As Sophos tells it, while "Philadelphia" is still sold in the corners of the dark web, Rainmakers Labs has produced a glossy video available on YouTube in which it explains the ins and outs of the kit, including customizing the ransomware and other feature options. And, the malware-ists also provide a help guide to steer buyers through setup and installation, kind of like an appliance maker would with a toaster.

Don’t think for even a second that’s all there is:

  • There are settings to tailor an attack and track targets, including ‘Track victims on a Google map’ and ‘Give Mercy’ options, the former for demographic information and the latter aimed at helping the creeps to extract themselves from a financial kidnap gone awry.
  • Tidbits on campaign building, how to set up a command-and-control center and, let’s not forget, how to collect money.
  • A PHP script to manage communications between attackers and victims and save information about attacks.
  • Text of the ransom message that will appear to victims and the color of the text, whether the message appears before a victim’s data is encrypted, and “Russian Roulette,” a scare tactic which deletes some files after a certain predetermined time period.

It’s these options that sets “Philadelphia” apart, not just for the comprehensive nature of the offering but also for its potential to speed innovation and bring in more money, Palotay said.

In other RaaS cases SophosLabs examined, pricing strategies ranged from splitting a percentage of the ransom coming from victims with kit customers to selling subscriptions to dashboards that follow attacks, the company said.

“The fact that 'Philadelphia' is $400 and other ransomware kits run from $39 to $200 is notable,” Palotay wrote. “The $400 price tag, which is quite good for what Philadelphia buyers are promised, includes constant updates, unlimited access and unlimited builds. It’s just like an actual software service that supports customers with regular updates.”

Fortunately, Sophos’ report doesn’t let us wander off stunned and half-cocked without directions home. Here’s the company’s list of defense maneuvers:

  • Back up regularly and keep a recent backup copy off-site. Encrypt your backup and you won’t have to worry about the backup device falling into the wrong hands.
  • Don’t enable macros in document attachments received via email. A lot of malware infections rely on persuading you to turn macros back on, so don’t do it!
  • Be cautious about unsolicited attachments. If in doubt, leave it out.
  • Patch early, patch often. The sooner you patch, the fewer open holes remain for the crooks to exploit.
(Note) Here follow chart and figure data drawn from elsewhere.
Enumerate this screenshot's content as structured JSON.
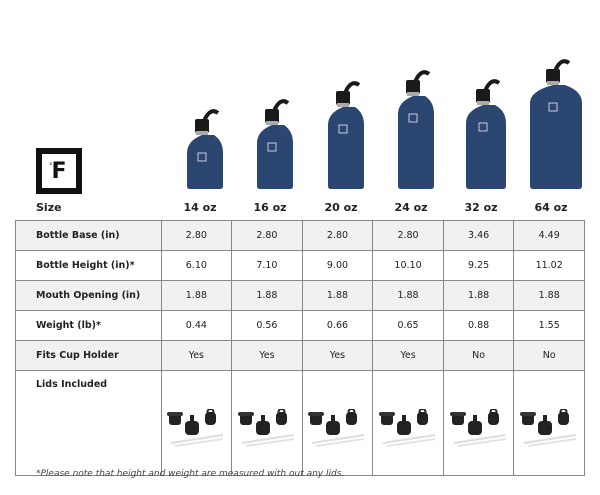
{
  "logo": {
    "text": "F",
    "degree": "°"
  },
  "header": {
    "size_label": "Size",
    "sizes": [
      "14 oz",
      "16 oz",
      "20 oz",
      "24 oz",
      "32 oz",
      "64 oz"
    ]
  },
  "colors": {
    "bottle": "#2b4670",
    "cap": "#1a1a1a",
    "row_shade": "#f1f1f1"
  },
  "rows": [
    {
      "label": "Bottle Base (in)",
      "values": [
        "2.80",
        "2.80",
        "2.80",
        "2.80",
        "3.46",
        "4.49"
      ]
    },
    {
      "label": "Bottle Height (in)*",
      "values": [
        "6.10",
        "7.10",
        "9.00",
        "10.10",
        "9.25",
        "11.02"
      ]
    },
    {
      "label": "Mouth Opening (in)",
      "values": [
        "1.88",
        "1.88",
        "1.88",
        "1.88",
        "1.88",
        "1.88"
      ]
    },
    {
      "label": "Weight (lb)*",
      "values": [
        "0.44",
        "0.56",
        "0.66",
        "0.65",
        "0.88",
        "1.55"
      ]
    },
    {
      "label": "Fits Cup Holder",
      "values": [
        "Yes",
        "Yes",
        "Yes",
        "Yes",
        "No",
        "No"
      ]
    }
  ],
  "lids": {
    "label": "Lids Included"
  },
  "footnote": "*Please note that height and weight are measured with out any lids."
}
And, Sophos advises us to use its Intercept X platform that blocks the unauthorized encryption of files.

D. Howard Kass

D. Howard Kass is a contributing editor to MSSP Alert. He brings a career in journalism and market research to the role. He has served as CRN News Editor, Dataquest Channel Analyst, and West Coast Senior Contributing Editor at Channelnomics. As the CEO of The Viewpoint Group, he led groundbreaking market research.